Pronounced guh-nah-dee

Very early in his 2013 booklet The Do-It-Yourself Guide to Fighting the Big Motherfuckin’ Sad from Pioneers Press, Adam Gnade writes the following in a list about “navigating youth without going bitter”:

Find Good Heroes, the ones who make you feel less alone. That being said: learn how to spend time alone.

He talks later on about the negative impact of bad heroes:

Having bad heroes is like having bad parents. It’ll fuck you up just as much. Who are your heroes? Are they helping you or hurting you? Are you screwing yourself by looking up to the wrong people? Will you fall down in their shadow? What will you do with the good things they gave you? What if they’ve given you nothing but style and (romantic) nihilism?

DIY
Photo taken from Pioneers Press website.

It feels too intimate to call Adam Gnade a hero. I haven’t followed his writing long enough. He and his friends are selling their books through the tiny press and zine distro they run from the front room of the farm they own in rural Kansas (more on that later), so it feels like sitting in his living room and calling him a hero, which is awkward. I will merely say this: He makes me feel less alone. I wouldn’t mind calling him a friend at some point.

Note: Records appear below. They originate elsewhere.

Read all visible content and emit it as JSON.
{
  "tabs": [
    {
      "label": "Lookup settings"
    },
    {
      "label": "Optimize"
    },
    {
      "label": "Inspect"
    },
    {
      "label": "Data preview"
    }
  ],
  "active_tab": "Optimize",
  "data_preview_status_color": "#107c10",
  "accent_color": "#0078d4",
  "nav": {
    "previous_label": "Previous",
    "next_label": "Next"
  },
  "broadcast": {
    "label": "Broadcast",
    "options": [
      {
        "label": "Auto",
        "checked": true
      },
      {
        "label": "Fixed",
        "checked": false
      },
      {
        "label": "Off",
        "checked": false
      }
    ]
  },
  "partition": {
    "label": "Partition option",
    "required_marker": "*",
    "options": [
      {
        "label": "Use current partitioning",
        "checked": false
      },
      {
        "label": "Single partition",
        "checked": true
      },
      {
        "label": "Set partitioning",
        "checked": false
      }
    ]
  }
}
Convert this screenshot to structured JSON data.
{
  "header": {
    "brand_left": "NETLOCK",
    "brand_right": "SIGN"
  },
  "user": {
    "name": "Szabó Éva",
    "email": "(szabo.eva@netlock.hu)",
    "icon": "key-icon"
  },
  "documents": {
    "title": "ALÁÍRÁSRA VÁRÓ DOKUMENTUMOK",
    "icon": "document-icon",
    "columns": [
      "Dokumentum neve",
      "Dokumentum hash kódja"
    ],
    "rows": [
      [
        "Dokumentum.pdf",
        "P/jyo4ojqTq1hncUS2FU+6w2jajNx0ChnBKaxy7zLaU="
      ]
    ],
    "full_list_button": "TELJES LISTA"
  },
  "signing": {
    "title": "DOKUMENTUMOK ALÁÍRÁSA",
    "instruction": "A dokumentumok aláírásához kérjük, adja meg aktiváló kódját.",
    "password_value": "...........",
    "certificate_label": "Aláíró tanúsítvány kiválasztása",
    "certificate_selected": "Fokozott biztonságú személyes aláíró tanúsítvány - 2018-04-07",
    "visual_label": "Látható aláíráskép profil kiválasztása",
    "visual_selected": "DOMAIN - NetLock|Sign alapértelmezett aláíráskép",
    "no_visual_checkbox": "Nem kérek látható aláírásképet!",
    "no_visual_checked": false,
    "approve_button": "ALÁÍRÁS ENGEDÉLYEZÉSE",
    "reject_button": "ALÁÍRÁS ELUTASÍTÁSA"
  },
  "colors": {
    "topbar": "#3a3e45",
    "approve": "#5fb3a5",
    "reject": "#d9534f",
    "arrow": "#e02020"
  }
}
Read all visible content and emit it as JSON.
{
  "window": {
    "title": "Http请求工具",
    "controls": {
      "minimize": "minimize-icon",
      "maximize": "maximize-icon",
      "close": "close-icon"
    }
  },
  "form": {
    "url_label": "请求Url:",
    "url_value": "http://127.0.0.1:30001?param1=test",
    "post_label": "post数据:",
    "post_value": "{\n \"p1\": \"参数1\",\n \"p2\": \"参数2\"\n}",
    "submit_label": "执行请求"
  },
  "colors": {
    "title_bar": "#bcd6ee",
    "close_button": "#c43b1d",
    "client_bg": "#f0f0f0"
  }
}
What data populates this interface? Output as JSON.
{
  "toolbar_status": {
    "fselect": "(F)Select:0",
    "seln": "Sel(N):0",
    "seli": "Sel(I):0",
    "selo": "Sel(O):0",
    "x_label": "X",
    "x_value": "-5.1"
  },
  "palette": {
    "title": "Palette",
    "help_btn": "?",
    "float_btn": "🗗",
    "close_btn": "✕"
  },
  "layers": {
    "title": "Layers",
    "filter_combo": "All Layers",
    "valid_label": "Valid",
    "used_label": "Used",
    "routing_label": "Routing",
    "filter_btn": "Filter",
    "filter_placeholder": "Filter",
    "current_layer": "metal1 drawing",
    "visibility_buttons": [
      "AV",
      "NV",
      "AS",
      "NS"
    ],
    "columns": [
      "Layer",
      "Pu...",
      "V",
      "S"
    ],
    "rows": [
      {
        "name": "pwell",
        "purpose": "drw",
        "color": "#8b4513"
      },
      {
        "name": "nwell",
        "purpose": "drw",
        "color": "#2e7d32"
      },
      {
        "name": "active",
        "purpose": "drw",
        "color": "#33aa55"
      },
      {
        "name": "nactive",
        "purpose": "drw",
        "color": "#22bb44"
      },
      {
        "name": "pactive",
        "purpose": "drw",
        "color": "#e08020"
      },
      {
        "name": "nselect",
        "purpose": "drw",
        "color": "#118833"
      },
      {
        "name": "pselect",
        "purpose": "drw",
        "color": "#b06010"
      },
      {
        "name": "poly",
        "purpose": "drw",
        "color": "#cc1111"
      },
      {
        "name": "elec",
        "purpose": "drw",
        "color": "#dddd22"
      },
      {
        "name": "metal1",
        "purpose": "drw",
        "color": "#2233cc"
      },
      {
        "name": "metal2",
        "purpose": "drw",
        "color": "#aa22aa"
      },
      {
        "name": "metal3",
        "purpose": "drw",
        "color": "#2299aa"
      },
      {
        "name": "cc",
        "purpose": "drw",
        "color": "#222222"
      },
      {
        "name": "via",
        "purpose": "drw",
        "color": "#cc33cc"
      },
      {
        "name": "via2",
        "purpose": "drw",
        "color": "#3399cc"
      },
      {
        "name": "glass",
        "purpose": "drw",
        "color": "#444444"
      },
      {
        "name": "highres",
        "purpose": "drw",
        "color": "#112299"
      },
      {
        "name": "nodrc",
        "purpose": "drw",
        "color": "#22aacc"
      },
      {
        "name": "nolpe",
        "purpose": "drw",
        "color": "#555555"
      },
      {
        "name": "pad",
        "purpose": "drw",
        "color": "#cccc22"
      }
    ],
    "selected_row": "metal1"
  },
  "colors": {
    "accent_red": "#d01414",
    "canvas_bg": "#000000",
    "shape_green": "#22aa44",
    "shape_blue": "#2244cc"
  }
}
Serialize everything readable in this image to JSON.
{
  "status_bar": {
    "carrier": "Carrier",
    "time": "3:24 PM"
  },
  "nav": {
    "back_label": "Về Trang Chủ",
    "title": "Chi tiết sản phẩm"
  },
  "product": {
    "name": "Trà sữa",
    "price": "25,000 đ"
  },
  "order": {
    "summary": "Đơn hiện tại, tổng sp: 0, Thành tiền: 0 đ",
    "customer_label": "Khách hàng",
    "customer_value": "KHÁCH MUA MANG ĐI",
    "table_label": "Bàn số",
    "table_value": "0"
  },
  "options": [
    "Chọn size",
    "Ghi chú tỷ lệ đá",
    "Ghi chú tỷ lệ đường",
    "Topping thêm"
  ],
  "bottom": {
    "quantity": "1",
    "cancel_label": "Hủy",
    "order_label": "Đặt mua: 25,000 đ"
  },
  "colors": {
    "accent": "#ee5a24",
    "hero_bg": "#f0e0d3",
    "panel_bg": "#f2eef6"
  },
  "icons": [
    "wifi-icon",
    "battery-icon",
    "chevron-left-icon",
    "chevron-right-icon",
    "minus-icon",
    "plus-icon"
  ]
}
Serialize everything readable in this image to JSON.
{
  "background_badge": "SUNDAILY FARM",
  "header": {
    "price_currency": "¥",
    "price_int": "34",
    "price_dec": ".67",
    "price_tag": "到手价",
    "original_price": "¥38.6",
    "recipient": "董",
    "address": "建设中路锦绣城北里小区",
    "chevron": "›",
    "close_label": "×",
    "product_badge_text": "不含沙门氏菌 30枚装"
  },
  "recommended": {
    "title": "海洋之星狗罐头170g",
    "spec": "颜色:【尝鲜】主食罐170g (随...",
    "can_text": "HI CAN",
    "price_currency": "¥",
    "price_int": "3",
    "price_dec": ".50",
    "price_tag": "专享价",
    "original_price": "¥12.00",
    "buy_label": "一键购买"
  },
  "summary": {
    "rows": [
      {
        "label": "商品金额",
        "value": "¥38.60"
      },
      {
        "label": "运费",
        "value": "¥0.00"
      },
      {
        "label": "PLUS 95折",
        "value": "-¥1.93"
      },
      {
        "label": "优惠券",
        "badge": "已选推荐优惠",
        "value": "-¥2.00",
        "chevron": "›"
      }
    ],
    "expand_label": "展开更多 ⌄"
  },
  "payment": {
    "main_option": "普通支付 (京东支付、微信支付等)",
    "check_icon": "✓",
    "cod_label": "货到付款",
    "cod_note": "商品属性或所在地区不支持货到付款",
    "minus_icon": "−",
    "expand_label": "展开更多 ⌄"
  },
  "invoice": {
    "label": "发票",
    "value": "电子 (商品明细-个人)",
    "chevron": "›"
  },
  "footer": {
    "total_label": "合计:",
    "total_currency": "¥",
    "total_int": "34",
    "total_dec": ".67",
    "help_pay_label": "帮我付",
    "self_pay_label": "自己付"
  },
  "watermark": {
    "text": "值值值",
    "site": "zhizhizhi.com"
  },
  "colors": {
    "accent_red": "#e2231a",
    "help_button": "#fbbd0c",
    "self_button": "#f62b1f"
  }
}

Gnade has straight-up refused to give in to despair even when despair has had the bullhorn and the brass knuckles and all the time in the world to use both on him. He’s taken that resolve, that resilience, and jotted down every survival phrase and coping strategy he can think of to give to others who feel like perpetual outsiders or losers, or who sense the whisper of internal genius but can’t get past the voices telling them to shut up. Together with companion booklets Ringside and Simple Steps to a Life Less Shitty, this little volume helps shove all those voices aside to hold a microphone up to that gentle whisper. It offers motivation for creating the art and writing you must create to survive as you. It offers ways to combat the bad thoughts when they arrive after dark when you’re tired and vulnerable. It offers a bruised and scarred but tender hand on your shoulder and a warm voice that says I know, but keep going. More than anything else, it helps a person like myself feel less alone (I have dealt with mental health issues since childhood and suicidal ideation since adolescence, neither of which I have ever written about and have only talked about with an extremely small group of people. To those who know me for whom that last sentence represents new information: I’m in a great place right now, everything is currently cool, and I have people who will check in if that changes.)

Adam and a few of his friends were sick of a lot of things a few years back and decided to leave Portland, Oregon, and move to a farm in rural Kansas. At the Hard Fifty Farm they grow their own food, take care of rescue animals, hustle like fuck to create great things like this book, and distribute zines and books for a bunch of cool small presses. They also drink, listen to good music, take care of each other, and live as freely as society will allow. In short, they live something like what a lot of us would live if we retired from what is sold to us as the American dream, turned in our false securities, and traded full checking accounts for full hearts and lungs. They struggle. It’s hard work and there’s little money, but what wouldn’t you trade for freedom and your friends? My wife and I have both long loved the idea of intentional community, and what these people are doing stirs those embers.

The Do It Yourself Guide to Fighting the Big Motherfuckin’ Sad and its companion publications (more of which are on the way, I believe) are essentials. I won’t qualify whom for. You either recognized yourself in this brief review or you didn’t. You know who you are. Pick these up and read them. Cherish them, keep them around where you create, or where you sleep, or where you keep your good alcohol. Gift them. They will make you feel less alone. When I read them, I felt what I feel when I walk into Quimby’s in Chicago or read A Softer World or watch a film by Shane Carruth or look at something Kurt Halsey’s drawn or listen to really damn good music: Known. Enough. Capable. Good. I feel the truth of two of Gnade’s repeated admonitions, phrases that orient how he lives life and views the world, phrases he offers to his readers to get them through:

Everyone good is necessary. Your friends will carry you home. 


Cover photo taken by author at north of Greenville, Ohio, in October, 2016.